FAQ  /  Tautan  /  Peta Situs
    31 05-2022

    191

    Manfaatkan Stok Vaksin, Presiden Minta Vaksinasi Penguat Digencarkan

    Kategori Berita Pemerintahan | srii003

    Jakarta Pusat, Kominfo - Presiden Joko Widodo memimpin rapat terbatas yang membahas tentang vaksin Covid-19 kedaluwarsa di Istana Merdeka, Jakarta, Selasa (31/05/2022). Dalam rapat tersebut, Presiden Joko Widodo meminta agar pemberian vaksinasi penguat atau booster bagi masyarakat terus digencarkan mengingat masih akan ada tambahan sekitar 71 juta vaksin yang akan datang hingga akhir tahun.

    “Kita sekarang sudah 412 juta dosis yang diberikan, dosis pertamanya juga sudah tembus 200 juta. Jadi 200 juta masyarakat Indonesia sudah disuntik dosis pertama di dua minggu yang lalu dan untuk yang dosis keduanya kita sudah mencapai 65 persen dari target seluruh populasi. Itu angka juga minggu lalu. Bapak Presiden sampaikan ini booster-nya baru 25 (persen),” ujarMenteri Kesehatan (Menkes) Budi Gunadi Sadikin dalam keterangannya di Kantor Presiden, Jakarta, selepas mengikuti rapat terbatas tersebut.
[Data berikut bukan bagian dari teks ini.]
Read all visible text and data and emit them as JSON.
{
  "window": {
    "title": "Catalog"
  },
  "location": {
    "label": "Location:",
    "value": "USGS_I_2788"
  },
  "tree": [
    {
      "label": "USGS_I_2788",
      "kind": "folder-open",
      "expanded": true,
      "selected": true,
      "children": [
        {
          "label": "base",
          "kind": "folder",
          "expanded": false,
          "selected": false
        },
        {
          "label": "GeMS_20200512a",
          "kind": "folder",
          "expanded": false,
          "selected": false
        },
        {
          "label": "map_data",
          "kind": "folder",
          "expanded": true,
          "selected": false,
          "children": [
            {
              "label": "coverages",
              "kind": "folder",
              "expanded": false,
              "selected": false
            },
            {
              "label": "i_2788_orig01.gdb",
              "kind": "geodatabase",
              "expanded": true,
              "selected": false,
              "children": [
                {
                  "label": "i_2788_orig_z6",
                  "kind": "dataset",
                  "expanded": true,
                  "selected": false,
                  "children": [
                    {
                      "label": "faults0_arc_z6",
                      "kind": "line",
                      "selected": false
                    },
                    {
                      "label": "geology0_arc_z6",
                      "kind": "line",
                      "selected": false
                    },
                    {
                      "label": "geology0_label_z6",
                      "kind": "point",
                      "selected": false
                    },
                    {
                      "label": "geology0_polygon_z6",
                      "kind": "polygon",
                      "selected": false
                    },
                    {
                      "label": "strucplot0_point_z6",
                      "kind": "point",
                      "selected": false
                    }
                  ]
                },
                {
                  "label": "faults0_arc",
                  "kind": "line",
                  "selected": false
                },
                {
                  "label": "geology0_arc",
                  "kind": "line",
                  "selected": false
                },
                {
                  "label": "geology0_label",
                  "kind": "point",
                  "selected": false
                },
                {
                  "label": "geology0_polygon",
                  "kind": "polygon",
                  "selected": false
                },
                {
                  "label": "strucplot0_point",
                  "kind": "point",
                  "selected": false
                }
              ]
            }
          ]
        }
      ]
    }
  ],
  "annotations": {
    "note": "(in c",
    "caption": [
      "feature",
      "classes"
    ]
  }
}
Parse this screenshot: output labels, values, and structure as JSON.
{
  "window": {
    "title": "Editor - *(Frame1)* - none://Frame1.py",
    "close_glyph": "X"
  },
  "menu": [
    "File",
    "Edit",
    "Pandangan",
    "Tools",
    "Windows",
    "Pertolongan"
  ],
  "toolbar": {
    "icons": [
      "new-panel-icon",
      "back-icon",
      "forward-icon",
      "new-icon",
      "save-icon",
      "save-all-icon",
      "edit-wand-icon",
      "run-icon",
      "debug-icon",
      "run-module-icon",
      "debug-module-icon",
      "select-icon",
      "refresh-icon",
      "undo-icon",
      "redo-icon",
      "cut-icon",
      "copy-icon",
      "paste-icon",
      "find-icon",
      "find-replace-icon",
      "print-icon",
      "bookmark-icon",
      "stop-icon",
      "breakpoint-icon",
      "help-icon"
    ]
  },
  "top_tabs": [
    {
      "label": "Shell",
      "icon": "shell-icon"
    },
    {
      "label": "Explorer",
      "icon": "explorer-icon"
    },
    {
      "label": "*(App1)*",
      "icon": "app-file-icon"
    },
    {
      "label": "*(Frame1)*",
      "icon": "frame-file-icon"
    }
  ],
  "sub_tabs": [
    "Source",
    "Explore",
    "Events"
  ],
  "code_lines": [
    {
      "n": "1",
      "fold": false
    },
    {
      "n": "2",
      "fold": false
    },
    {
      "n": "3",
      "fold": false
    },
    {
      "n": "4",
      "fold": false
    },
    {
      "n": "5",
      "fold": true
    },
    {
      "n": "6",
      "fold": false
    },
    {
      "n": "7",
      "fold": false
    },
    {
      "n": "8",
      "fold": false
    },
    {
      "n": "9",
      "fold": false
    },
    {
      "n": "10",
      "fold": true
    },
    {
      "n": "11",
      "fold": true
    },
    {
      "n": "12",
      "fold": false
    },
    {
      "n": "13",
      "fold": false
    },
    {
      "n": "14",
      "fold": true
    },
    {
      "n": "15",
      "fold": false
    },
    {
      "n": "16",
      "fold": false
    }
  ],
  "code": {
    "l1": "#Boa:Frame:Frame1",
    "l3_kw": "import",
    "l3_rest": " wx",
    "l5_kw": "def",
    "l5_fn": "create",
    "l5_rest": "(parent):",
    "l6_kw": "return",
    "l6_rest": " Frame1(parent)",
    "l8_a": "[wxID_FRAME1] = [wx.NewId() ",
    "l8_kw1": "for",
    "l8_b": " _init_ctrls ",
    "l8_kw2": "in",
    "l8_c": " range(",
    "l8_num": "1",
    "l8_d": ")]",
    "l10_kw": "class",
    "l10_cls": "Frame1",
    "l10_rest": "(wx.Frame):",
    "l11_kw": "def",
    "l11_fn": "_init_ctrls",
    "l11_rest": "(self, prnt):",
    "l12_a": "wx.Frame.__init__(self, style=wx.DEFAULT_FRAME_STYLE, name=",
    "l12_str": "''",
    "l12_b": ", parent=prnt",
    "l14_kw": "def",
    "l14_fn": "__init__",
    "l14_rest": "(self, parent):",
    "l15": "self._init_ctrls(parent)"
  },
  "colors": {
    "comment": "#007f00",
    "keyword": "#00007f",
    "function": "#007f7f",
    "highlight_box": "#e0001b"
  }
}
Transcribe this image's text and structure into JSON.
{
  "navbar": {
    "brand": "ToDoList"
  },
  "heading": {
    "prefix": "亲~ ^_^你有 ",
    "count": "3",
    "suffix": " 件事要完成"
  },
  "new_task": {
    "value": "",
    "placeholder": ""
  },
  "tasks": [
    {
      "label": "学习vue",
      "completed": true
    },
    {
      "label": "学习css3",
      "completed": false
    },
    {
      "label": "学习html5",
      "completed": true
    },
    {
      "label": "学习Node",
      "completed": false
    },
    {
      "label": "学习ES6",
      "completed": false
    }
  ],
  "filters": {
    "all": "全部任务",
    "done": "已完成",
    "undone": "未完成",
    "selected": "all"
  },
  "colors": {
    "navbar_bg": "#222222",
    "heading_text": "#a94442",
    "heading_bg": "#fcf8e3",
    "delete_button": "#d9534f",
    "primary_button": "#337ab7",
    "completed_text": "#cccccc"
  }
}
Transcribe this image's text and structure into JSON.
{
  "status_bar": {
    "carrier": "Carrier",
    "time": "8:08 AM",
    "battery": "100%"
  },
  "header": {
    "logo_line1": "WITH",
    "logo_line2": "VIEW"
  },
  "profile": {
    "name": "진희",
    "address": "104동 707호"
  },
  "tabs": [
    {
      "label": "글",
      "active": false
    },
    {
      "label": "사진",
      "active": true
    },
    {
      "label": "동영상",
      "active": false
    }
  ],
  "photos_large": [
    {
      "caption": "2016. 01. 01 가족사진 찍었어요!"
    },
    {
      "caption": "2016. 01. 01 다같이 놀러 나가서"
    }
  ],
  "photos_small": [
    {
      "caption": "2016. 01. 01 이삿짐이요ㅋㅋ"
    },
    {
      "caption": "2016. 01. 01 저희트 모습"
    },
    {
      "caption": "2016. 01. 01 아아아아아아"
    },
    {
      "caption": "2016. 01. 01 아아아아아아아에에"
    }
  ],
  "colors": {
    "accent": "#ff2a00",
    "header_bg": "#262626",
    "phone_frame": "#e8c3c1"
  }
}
Menkes tampak didampingi oleh Kepala Badan Pengawasan Keuangan dan Pembangunan (BPKP) Muhammad Yusuf Ateh.

    Lebih lanjut, Menkes menjelaskan bahwa vaksinasi penguat akan meningkatkan ketebalan dan kekuatan kadar antibodi yang ada di tubuh. Berdasarkan data sero survei, Menkes melanjutkan, rata-rata antibodi sebelum seseorang diberikan vaksinasi penguat hanya berada di sekitar 300-400 kadar antibodinya.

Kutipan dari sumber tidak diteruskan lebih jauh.